US 12,229,656 B2
Method and apparatus for performing convolution operation for optimizing arithmetic intensity of device
Shin Kook Choi, Seoul (KR); and Jun Kyeong Choi, Seoul (KR)
Assigned to NOTA, INC., Daejeon (KR)
Filed by NOTA, INC., Daejeon (KR)
Filed on Jul. 19, 2023, as Appl. No. 18/355,008.
Claims priority of application No. 10-2022-0089835 (KR), filed on Jul. 20, 2022; and application No. 10-2022-0157421 (KR), filed on Nov. 22, 2022.
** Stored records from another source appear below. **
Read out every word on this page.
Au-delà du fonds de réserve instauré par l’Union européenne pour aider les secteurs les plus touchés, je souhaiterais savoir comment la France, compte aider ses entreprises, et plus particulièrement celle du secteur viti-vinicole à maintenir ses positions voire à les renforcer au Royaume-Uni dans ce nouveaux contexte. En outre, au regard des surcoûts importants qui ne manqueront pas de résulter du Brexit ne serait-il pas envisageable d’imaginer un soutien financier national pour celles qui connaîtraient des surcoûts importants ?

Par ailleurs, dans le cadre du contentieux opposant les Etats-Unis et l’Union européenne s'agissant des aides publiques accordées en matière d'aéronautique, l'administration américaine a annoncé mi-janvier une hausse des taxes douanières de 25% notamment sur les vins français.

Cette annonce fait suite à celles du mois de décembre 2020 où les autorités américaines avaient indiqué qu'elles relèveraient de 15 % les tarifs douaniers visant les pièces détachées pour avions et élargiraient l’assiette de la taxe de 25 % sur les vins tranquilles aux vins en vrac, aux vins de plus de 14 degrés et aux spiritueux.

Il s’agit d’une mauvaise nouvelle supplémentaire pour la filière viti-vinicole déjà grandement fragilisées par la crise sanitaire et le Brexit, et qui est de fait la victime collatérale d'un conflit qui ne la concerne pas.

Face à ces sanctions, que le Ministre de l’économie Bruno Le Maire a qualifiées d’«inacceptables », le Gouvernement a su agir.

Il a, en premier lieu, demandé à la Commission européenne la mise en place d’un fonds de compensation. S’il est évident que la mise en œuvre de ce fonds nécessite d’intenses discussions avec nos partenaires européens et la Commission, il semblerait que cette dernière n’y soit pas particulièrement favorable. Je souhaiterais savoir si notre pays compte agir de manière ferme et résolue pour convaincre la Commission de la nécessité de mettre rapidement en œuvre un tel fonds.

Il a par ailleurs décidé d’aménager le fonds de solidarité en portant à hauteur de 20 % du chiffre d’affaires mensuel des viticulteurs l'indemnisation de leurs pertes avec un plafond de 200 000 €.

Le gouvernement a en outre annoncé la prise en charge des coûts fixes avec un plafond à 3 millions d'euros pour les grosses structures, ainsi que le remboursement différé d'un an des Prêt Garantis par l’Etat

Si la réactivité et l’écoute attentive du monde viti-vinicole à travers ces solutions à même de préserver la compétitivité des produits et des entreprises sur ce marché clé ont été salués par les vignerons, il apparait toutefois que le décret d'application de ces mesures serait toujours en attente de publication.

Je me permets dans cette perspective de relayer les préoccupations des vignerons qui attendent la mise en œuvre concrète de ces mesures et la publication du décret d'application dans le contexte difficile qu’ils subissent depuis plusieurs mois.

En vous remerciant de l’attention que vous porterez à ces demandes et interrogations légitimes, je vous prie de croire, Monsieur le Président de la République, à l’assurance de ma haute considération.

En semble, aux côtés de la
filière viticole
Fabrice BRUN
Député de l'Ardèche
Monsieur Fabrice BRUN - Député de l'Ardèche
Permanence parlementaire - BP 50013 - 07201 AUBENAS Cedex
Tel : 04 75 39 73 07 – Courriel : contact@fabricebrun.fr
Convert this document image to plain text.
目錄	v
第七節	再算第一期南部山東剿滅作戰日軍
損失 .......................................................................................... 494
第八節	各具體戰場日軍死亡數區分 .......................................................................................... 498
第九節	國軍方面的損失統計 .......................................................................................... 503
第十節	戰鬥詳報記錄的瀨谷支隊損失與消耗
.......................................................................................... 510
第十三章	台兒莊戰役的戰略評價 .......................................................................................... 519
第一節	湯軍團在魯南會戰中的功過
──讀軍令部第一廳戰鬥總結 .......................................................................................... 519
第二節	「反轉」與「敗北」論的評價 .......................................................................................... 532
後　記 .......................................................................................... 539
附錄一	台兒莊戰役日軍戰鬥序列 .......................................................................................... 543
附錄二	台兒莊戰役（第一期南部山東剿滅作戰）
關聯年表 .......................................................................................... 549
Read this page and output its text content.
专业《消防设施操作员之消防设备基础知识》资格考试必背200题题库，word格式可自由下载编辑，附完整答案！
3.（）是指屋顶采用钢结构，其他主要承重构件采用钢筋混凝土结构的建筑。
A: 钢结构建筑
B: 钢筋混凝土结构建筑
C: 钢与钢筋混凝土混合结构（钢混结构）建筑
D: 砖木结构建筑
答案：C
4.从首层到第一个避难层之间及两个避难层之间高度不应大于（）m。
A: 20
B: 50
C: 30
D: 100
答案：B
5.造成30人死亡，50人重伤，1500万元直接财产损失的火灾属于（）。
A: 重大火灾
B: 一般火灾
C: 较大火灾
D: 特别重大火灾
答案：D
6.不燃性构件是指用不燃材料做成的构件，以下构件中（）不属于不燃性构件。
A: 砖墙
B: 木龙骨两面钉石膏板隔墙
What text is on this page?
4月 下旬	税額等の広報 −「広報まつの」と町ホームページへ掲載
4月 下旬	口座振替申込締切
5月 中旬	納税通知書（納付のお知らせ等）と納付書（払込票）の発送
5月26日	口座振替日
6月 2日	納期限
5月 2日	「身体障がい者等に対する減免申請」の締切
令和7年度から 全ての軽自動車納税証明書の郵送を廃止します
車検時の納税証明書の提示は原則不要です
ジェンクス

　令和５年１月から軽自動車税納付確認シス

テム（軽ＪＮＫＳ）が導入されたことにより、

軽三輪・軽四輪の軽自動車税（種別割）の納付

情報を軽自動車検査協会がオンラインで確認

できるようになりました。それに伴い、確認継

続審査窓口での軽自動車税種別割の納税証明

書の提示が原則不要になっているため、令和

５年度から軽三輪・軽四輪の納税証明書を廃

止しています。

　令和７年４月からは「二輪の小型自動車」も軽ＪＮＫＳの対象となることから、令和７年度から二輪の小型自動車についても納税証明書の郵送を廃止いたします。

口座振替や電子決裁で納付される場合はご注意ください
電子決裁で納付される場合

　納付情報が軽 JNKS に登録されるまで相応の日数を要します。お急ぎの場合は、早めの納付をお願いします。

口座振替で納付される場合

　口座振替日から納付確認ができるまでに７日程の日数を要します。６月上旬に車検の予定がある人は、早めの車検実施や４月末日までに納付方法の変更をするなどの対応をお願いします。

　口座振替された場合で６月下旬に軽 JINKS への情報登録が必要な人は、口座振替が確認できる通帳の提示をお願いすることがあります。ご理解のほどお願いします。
Prior Publication US 2024/0028875 A1, Jan. 25, 2024
Int. Cl. G06N 3/0464 (2023.01)
CPC G06N 3/0464 (2023.01) 20 Claims
OG exemplary drawing
 
1. A method of performing a convolution operation in a neural network, which is performed by an apparatus, the method comprising:
receiving input data; and
generating output data through a convolution model of the neural network for a device, by using the input data,
wherein the convolution model comprises a plurality of convolutional layers, a first reshape layer,
wherein the plurality of convolutional layers comprise an improved first convolutional layer that satisfies preset conditions related to latency characteristics of the device,
wherein the improved first convolutional layer is a layer obtained by-modifying a first convolutional layer, which performs a first convolution operation on an input feature map, using a base filter, to include a modified filter modified from the base filter of the first convolutional layer based on a predetermined final division value, and to perform a second convolution operation on a first feature map, which is modified by dividing the input feature map based on a predetermined final division value,
wherein the first reshape layer is positioned before the improved first convolution layer and modifies the input feature map to generate the first feature map having an increased spatial size and a reduced number of input channels according to the final division value, compared to the input feature map, wherein the improved first convolutional layer performs the second convolution operation on the first feature map, using the modified filter, sharing weights of the modified filter over the first feature map, and
wherein the final division value is determined by considering the latency characteristics such that an overall arithmetic intensity of the improved first convolutional layer is increased compared to the first convolutional layer.